While less than 14.2 percent of men are divorced at 65 or older, some 17.9 percent of men are divorced at this age. Women and men younger than 34 were less likely to be married in 2021 and beyond compared to ten years ago; significantly more women in this group, 32.3 percent, were found to be married compared with 25.4 percent of men. The analysis noted that this imbalance continues until 45 to 54, when marriage rates are higher for men at 65.3 percent, overtaking 62.9 percent for women.

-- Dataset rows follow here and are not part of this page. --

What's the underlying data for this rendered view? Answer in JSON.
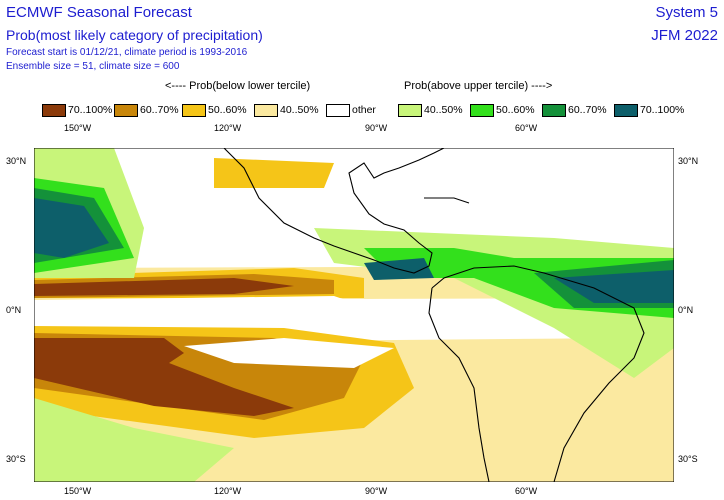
{
  "header": {
    "title": "ECMWF Seasonal Forecast",
    "subtitle": "Prob(most likely category of precipitation)",
    "forecast_line": "Forecast start is 01/12/21, climate period is 1993-2016",
    "ensemble_line": "Ensemble size = 51, climate size = 600",
    "system": "System 5",
    "period": "JFM 2022"
  },
  "legend": {
    "below_caption": "<---- Prob(below lower tercile)",
    "above_caption": "Prob(above upper tercile) ---->",
    "items": [
      {
        "label": "70..100%",
        "color": "#8b3a0a"
      },
      {
        "label": "60..70%",
        "color": "#c8860a"
      },
      {
        "label": "50..60%",
        "color": "#f5c518"
      },
      {
        "label": "40..50%",
        "color": "#fbe9a0"
      },
      {
        "label": "other",
        "color": "#ffffff"
      },
      {
        "label": "40..50%",
        "color": "#c8f57a"
      },
      {
        "label": "50..60%",
        "color": "#33e01c"
      },
      {
        "label": "60..70%",
        "color": "#14913a"
      },
      {
        "label": "70..100%",
        "color": "#0d5f6a"
      }
    ]
  },
  "axes": {
    "top_lon": [
      "150°W",
      "120°W",
      "90°W",
      "60°W"
    ],
    "bottom_lon": [
      "150°W",
      "120°W",
      "90°W",
      "60°W"
    ],
    "left_lat": [
      "30°N",
      "0°N",
      "30°S"
    ],
    "right_lat": [
      "30°N",
      "0°N",
      "30°S"
    ]
  }
}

The data shows that between 2011 and 2021, the never-married population among men increased across all age groups. In 2011, the never-married category among men aged 20 to 34 was 67 percent, but by 2021, that number increased to 72 percent for men. Among women in this age group, the never-married population increased from 57 percent to 63 percent. A 2020 report from the National Center for Health Statistics shows marriage rates reached their lowest point in more than 100 years because of changing norms and economic insecurity.

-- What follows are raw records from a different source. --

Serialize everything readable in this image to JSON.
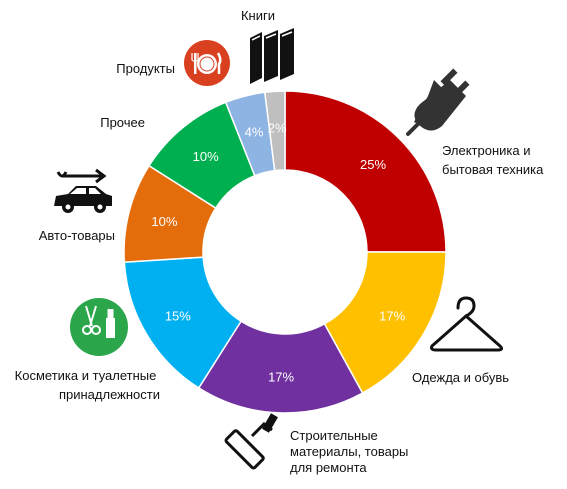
{
  "chart_data": {
    "type": "pie",
    "donut": true,
    "slices": [
      {
        "label": "Электроника и бытовая техника",
        "value": 25,
        "value_label": "25%",
        "color": "#C00000",
        "icon": "plug-icon"
      },
      {
        "label": "Одежда и обувь",
        "value": 17,
        "value_label": "17%",
        "color": "#FFC000",
        "icon": "hanger-icon"
      },
      {
        "label": "Строительные материалы, товары для ремонта",
        "value": 17,
        "value_label": "17%",
        "color": "#7030A0",
        "icon": "paint-roller-icon"
      },
      {
        "label": "Косметика и туалетные принадлежности",
        "value": 15,
        "value_label": "15%",
        "color": "#00B0F0",
        "icon": "cosmetics-icon"
      },
      {
        "label": "Авто-товары",
        "value": 10,
        "value_label": "10%",
        "color": "#E46C0A",
        "icon": "car-wrench-icon"
      },
      {
        "label": "Прочее",
        "value": 10,
        "value_label": "10%",
        "color": "#00B050",
        "icon": ""
      },
      {
        "label": "Продукты",
        "value": 4,
        "value_label": "4%",
        "color": "#8EB4E3",
        "icon": "food-plate-icon"
      },
      {
        "label": "Книги",
        "value": 2,
        "value_label": "2%",
        "color": "#BFBFBF",
        "icon": "books-icon"
      }
    ]
  }
}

The report by statisticians Paul D. Sutton and Sally Curtin noted that while adults have been increasingly putting off marriage, a record number of young adults and youth are projected to go without marriage altogether. The federal government has been collecting marriage data since 1867, but the report focused on the marriage rate per 1,000 people from 1900 through 2018. From 2017 to 2018, the rate decreased by six percent from 6.9 per 1,000 population to 6.5, which is the lowest marriage rate on record for the period studied.

Curtin, who is the lead author of the report, told The Wall Street Journal in 2020 that although millennials are in peak marriage years in their 20s and 30s, the marriage rate is still dropping, which is historic. Recent research emphasized how various economic factors have resulted in marriage increasingly becoming a status symbol of wealth. Many successful women were also being forced to choose to remain unmarried or settle for men who earn less than $53,00 and lack a college degree, according to researchers in Mismatchers in the Marriage Market.

Philip Cohen, author of The Coming Divorce Decline and University of Maryland sociology professor, noted in an earlier report that today, marriage is becoming more of a status achievement for those who choose it, adding that the United States is moving toward a system where marriage is rarer and more stable than it was in the past.